The success of that video, and the litany of food videos before it, hits at our primal instincts. Food is a constant in our lives, but we are often trained only to eat it and prepare it and do with it that which society dictates as normal. It is the abnormal that we crave. There is a business is delivering on that.

Would you eat the Deep Fried BBQ Chicken Stuffed Pizzadilla? Chances are you probably don’t have to. So familiar are the ingredients used to create it – the breadcrumbs, the cheese, the pepperoni, the plainly baked chicken breast – that its obvious savouriness sits at the back of your tongue.

Do you know what it tastes like? No – but you’ve had BBQ sauce before, and you sure as hell know about pizza. You know about the crunch you’d feel biting down on it, and you know of the familiar, squelching feeling brought on by the wet, torn apart chicken inside it. You know what it smells like and you know it sits heavy in your hand and in your stomach. After each bite, if you can stomach it, you know also of the almost graphic, orange-tinged oil slick that collects itself on your plate. These are the familiar feelings we long for but are forbidden from acting upon. These are those feelings that a viral business has been built on.

It was an algorithm that first brought the Deep Fried BBQ Chicken Stuffed Pizzadilla to K’s attention, rocketing up her Instagram’s newsfeed weeks after it had first been posted, and it was user-curation that resulted in it going viral everywhere else. Content like outrageous food videos is perfect for all parties: the creator, the user, the reactor, the clout-hunter. You can reply in disgust or you can forward it to a friend. You can, if you’d like, quote tweet it or re-upload it yourself, knowing that it will do well because it has been proven to do so. No one is sharing that recipe with the intention of cooking it. If they are, god have mercy on their souls.
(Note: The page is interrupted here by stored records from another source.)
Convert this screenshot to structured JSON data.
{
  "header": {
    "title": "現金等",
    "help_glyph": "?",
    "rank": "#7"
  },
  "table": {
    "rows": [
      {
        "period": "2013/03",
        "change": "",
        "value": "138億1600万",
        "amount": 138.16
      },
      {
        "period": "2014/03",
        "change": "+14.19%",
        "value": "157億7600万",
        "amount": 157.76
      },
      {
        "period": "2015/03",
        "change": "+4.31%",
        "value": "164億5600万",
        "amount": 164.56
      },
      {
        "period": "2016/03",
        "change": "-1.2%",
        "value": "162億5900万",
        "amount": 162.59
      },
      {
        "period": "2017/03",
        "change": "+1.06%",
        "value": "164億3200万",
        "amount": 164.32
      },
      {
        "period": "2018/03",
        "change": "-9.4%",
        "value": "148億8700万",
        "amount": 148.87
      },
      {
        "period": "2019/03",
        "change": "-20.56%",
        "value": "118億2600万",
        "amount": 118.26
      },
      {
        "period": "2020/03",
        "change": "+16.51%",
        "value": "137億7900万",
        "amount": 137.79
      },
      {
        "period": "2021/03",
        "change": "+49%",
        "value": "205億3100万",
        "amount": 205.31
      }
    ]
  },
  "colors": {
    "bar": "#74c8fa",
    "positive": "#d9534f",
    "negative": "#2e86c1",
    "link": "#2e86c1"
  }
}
In a way, it is perfect content. Who gets angry at a food video, other than the usual handful of people (somewhat rightfully) pissed off about food wastage? The Deep Fried BBQ Chicken Stuffed Pizzadella works because we designed a system, together, that would make it work.

The original version of the video runs at over two minutes. It would not be outrageous to estimate most had watched it in full. That’s engagement – real engagement – not views that have been gamed by platforms or likes or million-strong follower counts that don’t deliver on any sort of meaningful interaction. We want to see it and share it and engage with it. We want to bond over its oozing cheese and thick, chicken-stuffed sides. We want to ask our friends, irl, if they saw it. “Disgusting,” you say, scrunching your face. “Maybe we should make it?” you ponder, before realising you don’t have the time or the energy.

In the end, the video works because we want it to. It has been shared because that is what it was designed to do. It’s not about sharing a recipe with your neighbour, or drooling with your mouth open, it’s about content made specifically to be content.

That which works forever is that which works for everyone. Only we determine what’s next.